Exponential B-Spline Collocation and Julia Automatic Differentiation

I just added the exponential B-spline collocation to produce a flexible arbitrage-free interpolation of implied-volatilities to the book related github repo. I had written the polynomial collocation before, at the request of a reader of my book. The polynomial collocation is often what you will want to use but it has a few drawbacks sometimes:

• It may not always fit well enough given the limited number of free-parameters.
• It sometimes produces artificial spikes in the extrapolation, even if the use of a specific regularization helps to address this.
• There is absorption at zero.

The exponential B-spline collocation offer as many parameters as anyone wants, avoids spikes (but also needs regularization in practice), and will map to the open interval \( (0, +\infty) \): no absorption to deal with. An alternative, that I actually explored, would be a B-spline collocation towards the lognormal distribution. In general, the alternative is not interesting, since it produces a worse fit, for the same reasons as with a polynomial, as described out there.

Compared to the reference paper, I had to make a few modifications:

• a different kind of regularization for real market data such the TSLA examples (use the difference in \(1/g’\) instead of \(g’’\), as the probability density depends on \(1/g’\)).
• a proper choice of the first B-spline coefficient, such that the theoretical forward does not explode. The first coefficient may be chosen arbitrarily as it is then adjusted to match the market forward price.
• some care with NaNs due to the interaction of the exponential and normal cumulative distribution functions. This also interplays with automatic forward differentiation.
• the use of knots at x instead of in the middle avoids some oscillations in the absence of any regularization term.

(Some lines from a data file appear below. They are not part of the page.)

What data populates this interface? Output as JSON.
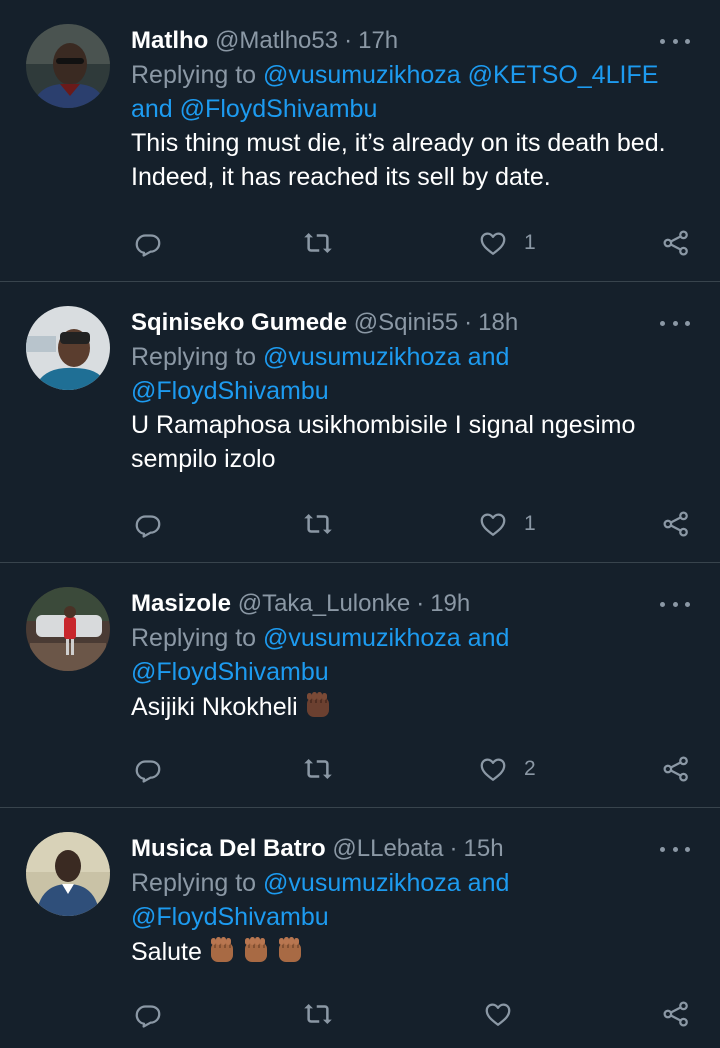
{
  "tweets": [
    {
      "name": "Matlho",
      "handle": "@Matlho53",
      "time": "17h",
      "reply_prefix": "Replying to ",
      "reply_line1_mentions": "@vusumuzikhoza @KETSO_4LIFE",
      "reply_line2_connector": "and ",
      "reply_line2_mentions": "@FloydShivambu",
      "body_line1": "This thing must die, it’s already on its death bed.",
      "body_line2": "Indeed, it has reached its sell by date.",
      "like_count": "1"
    },
    {
      "name": "Sqiniseko Gumede",
      "handle": "@Sqini55",
      "time": "18h",
      "reply_prefix": "Replying to ",
      "reply_line1_mentions": "@vusumuzikhoza",
      "reply_line1_connector": " and",
      "reply_line2_mentions": "@FloydShivambu",
      "body_line1": "U Ramaphosa usikhombisile I signal ngesimo",
      "body_line2": "sempilo izolo",
      "like_count": "1"
    },
    {
      "name": "Masizole",
      "handle": "@Taka_Lulonke",
      "time": "19h",
      "reply_prefix": "Replying to ",
      "reply_line1_mentions": "@vusumuzikhoza",
      "reply_line1_connector": " and",
      "reply_line2_mentions": "@FloydShivambu",
      "body_line1": "Asijiki Nkokheli",
      "like_count": "2"
    },
    {
      "name": "Musica Del Batro",
      "handle": "@LLebata",
      "time": "15h",
      "reply_prefix": "Replying to ",
      "reply_line1_mentions": "@vusumuzikhoza",
      "reply_line1_connector": " and",
      "reply_line2_mentions": "@FloydShivambu",
      "body_line1": "Salute",
      "like_count": ""
    }
  ],
  "separator": "·",
  "icons": [
    "reply-icon",
    "retweet-icon",
    "like-icon",
    "share-icon",
    "more-icon",
    "raised-fist-emoji"
  ],
  "colors": {
    "background": "#15202b",
    "divider": "#38444d",
    "secondary_text": "#8b98a5",
    "mention": "#1d9bf0",
    "primary_text": "#ffffff"
  }
}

The third item is actually the trickiest one. Even though it is obvious after the facts, I did not think that forward automatic differentiation would lead to such subtle issues. While it is often not too difficult to deal with eventual NaNs in the evaluation of a given objective function (for example in \( e^{x} f(x) \) with \( \lim_{x \to \infty} e^{x} f(x) = 0 \) the exponential will go to infinity even though the result must be zero), it is much less obvious to think about what could go wrong with the forward differentiation. There are trivial examples such as:

using ForwardDiff
g(x) = sqrt(abs(x)) 
ForwardDiff.derivative(g, 0.0)

the function evaluation is well defined, but the function is not differentiable at 0. For differentiation to work, the following definition is required:

g(x) = x < 0 ? sqrt(abs(x)) : zero(x)

But in my case, the differentiation happens over a non-trivial portion of code (and it’s actually amazing that it works most of the time without issues).

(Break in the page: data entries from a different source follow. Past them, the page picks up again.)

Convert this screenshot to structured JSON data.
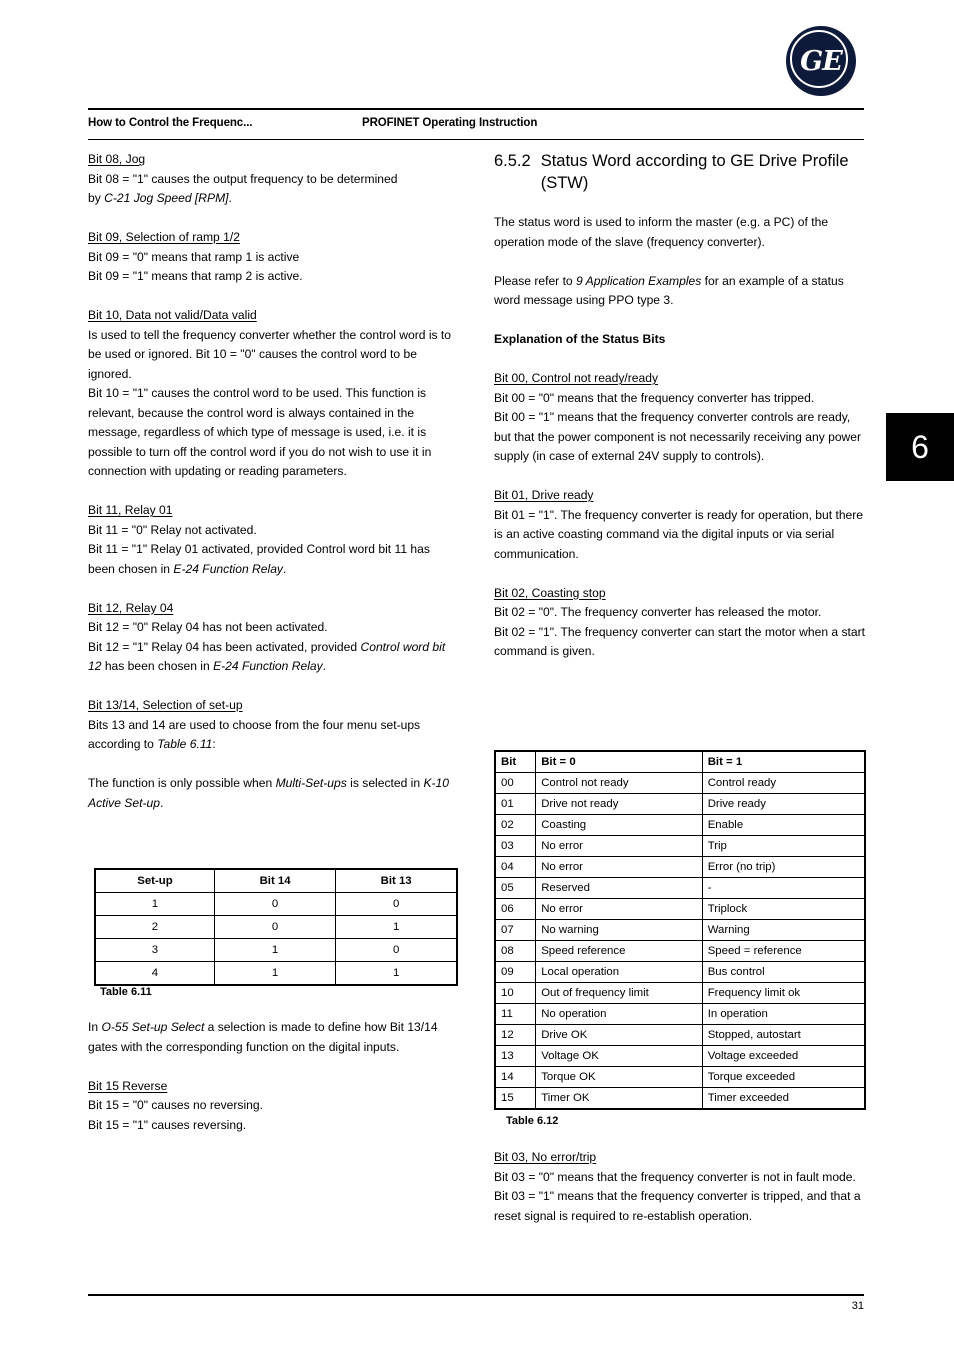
{
  "logo": {
    "monogram": "GE"
  },
  "header": {
    "left": "How to Control the Frequenc...",
    "right": "PROFINET Operating Instruction"
  },
  "chapter_tab": "6",
  "footer": {
    "page_number": "31"
  },
  "left_column": {
    "bit08": {
      "heading": "Bit 08, Jog",
      "line1": "Bit 08 = \"1\" causes the output frequency to be determined",
      "line2_pre": "by ",
      "line2_em": "C-21 Jog Speed [RPM]",
      "line2_post": "."
    },
    "bit09": {
      "heading": "Bit 09, Selection of ramp 1/2",
      "line1": "Bit 09 = \"0\" means that ramp 1 is active",
      "line2": "Bit 09 = \"1\" means that ramp 2 is active."
    },
    "bit10": {
      "heading": "Bit 10, Data not valid/Data valid",
      "body": "Is used to tell the frequency converter whether the control word is to be used or ignored. Bit 10 = \"0\" causes the control word to be ignored.",
      "body2": "Bit 10 = \"1\" causes the control word to be used. This function is relevant, because the control word is always contained in the message, regardless of which type of message is used, i.e. it is possible to turn off the control word if you do not wish to use it in connection with updating or reading parameters."
    },
    "bit11": {
      "heading": "Bit 11, Relay 01",
      "line1": "Bit 11 = \"0\" Relay not activated.",
      "line2_pre": "Bit 11 = \"1\" Relay 01 activated, provided Control word bit 11 has been chosen in ",
      "line2_em": "E-24 Function Relay",
      "line2_post": "."
    },
    "bit12": {
      "heading": "Bit 12, Relay 04",
      "line1": "Bit 12 = \"0\" Relay 04 has not been activated.",
      "line2_pre": "Bit 12 = \"1\" Relay 04 has been activated, provided ",
      "line2_em1": "Control word bit 12",
      "line2_mid": " has been chosen in ",
      "line2_em2": "E-24 Function Relay",
      "line2_post": "."
    },
    "bit1314": {
      "heading": "Bit 13/14, Selection of set-up",
      "line1_pre": "Bits 13 and 14 are used to choose from the four menu set-ups according to ",
      "line1_em": "Table 6.11",
      "line1_post": ":",
      "para2_pre": "The function is only possible when ",
      "para2_em1": "Multi-Set-ups",
      "para2_mid": " is selected in ",
      "para2_em2": "K-10 Active Set-up",
      "para2_post": "."
    },
    "o55": {
      "pre": "In ",
      "em": "O-55 Set-up Select",
      "post": " a selection is made to define how Bit 13/14 gates with the corresponding function on the digital inputs."
    },
    "bit15": {
      "heading": "Bit 15 Reverse",
      "line1": "Bit 15 = \"0\" causes no reversing.",
      "line2": "Bit 15 = \"1\" causes reversing."
    }
  },
  "right_column": {
    "section": {
      "number": "6.5.2",
      "title": "Status Word according to GE Drive Profile (STW)"
    },
    "intro": "The status word is used to inform the master (e.g. a PC) of the operation mode of the slave (frequency converter).",
    "refer": {
      "pre": "Please refer to ",
      "em": "9 Application Examples",
      "post": " for an example of a status word message using PPO type 3."
    },
    "explanation_heading": "Explanation of the Status Bits",
    "bit00": {
      "heading": "Bit 00, Control not ready/ready",
      "line1": "Bit 00 = \"0\" means that the frequency converter has tripped.",
      "line2": "Bit 00 = \"1\" means that the frequency converter controls are ready, but that the power component is not necessarily receiving any power supply (in case of external 24V supply to controls)."
    },
    "bit01": {
      "heading": "Bit 01, Drive ready",
      "line1": "Bit 01 = \"1\". The frequency converter is ready for operation, but there is an active coasting command via the digital inputs or via serial communication."
    },
    "bit02": {
      "heading": "Bit 02, Coasting stop",
      "line1": "Bit 02 = \"0\". The frequency converter has released the motor.",
      "line2": "Bit 02 = \"1\". The frequency converter can start the motor when a start command is given."
    },
    "bit03": {
      "heading": "Bit 03, No error/trip",
      "line1": "Bit 03 = \"0\" means that the frequency converter is not in fault mode.",
      "line2": "Bit 03 = \"1\" means that the frequency converter is tripped, and that a reset signal is required to re-establish operation."
    }
  },
  "table_setup": {
    "caption": "Table 6.11",
    "columns": [
      "Set-up",
      "Bit 14",
      "Bit 13"
    ],
    "rows": [
      [
        "1",
        "0",
        "0"
      ],
      [
        "2",
        "0",
        "1"
      ],
      [
        "3",
        "1",
        "0"
      ],
      [
        "4",
        "1",
        "1"
      ]
    ]
  },
  "table_stw": {
    "caption": "Table 6.12",
    "columns": [
      "Bit",
      "Bit = 0",
      "Bit = 1"
    ],
    "rows": [
      [
        "00",
        "Control not ready",
        "Control ready"
      ],
      [
        "01",
        "Drive not ready",
        "Drive ready"
      ],
      [
        "02",
        "Coasting",
        "Enable"
      ],
      [
        "03",
        "No error",
        "Trip"
      ],
      [
        "04",
        "No error",
        "Error (no trip)"
      ],
      [
        "05",
        "Reserved",
        "-"
      ],
      [
        "06",
        "No error",
        "Triplock"
      ],
      [
        "07",
        "No warning",
        "Warning"
      ],
      [
        "08",
        "Speed reference",
        "Speed = reference"
      ],
      [
        "09",
        "Local operation",
        "Bus control"
      ],
      [
        "10",
        "Out of frequency limit",
        "Frequency limit ok"
      ],
      [
        "11",
        "No operation",
        "In operation"
      ],
      [
        "12",
        "Drive OK",
        "Stopped, autostart"
      ],
      [
        "13",
        "Voltage OK",
        "Voltage exceeded"
      ],
      [
        "14",
        "Torque OK",
        "Torque exceeded"
      ],
      [
        "15",
        "Timer OK",
        "Timer exceeded"
      ]
    ]
  }
}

It does not seem to uncommon for people to fight NaNs due to automatic forward differentation, see for example this thread and related, or that one.

On real market data, it may be advantageous to use Gauss-Hermite nodes instead of the raw market implied nodes. With the same regularization (1e-2), and the same number of nodes, this leads to a very smooth implied density for the example of TSLA options of 18m maturity, much smoother than with the raw nodes without sacrifying too much accuracy. This is because the raw nodes are too close to each other when there are a lot of market observations and too far when there are few market observations.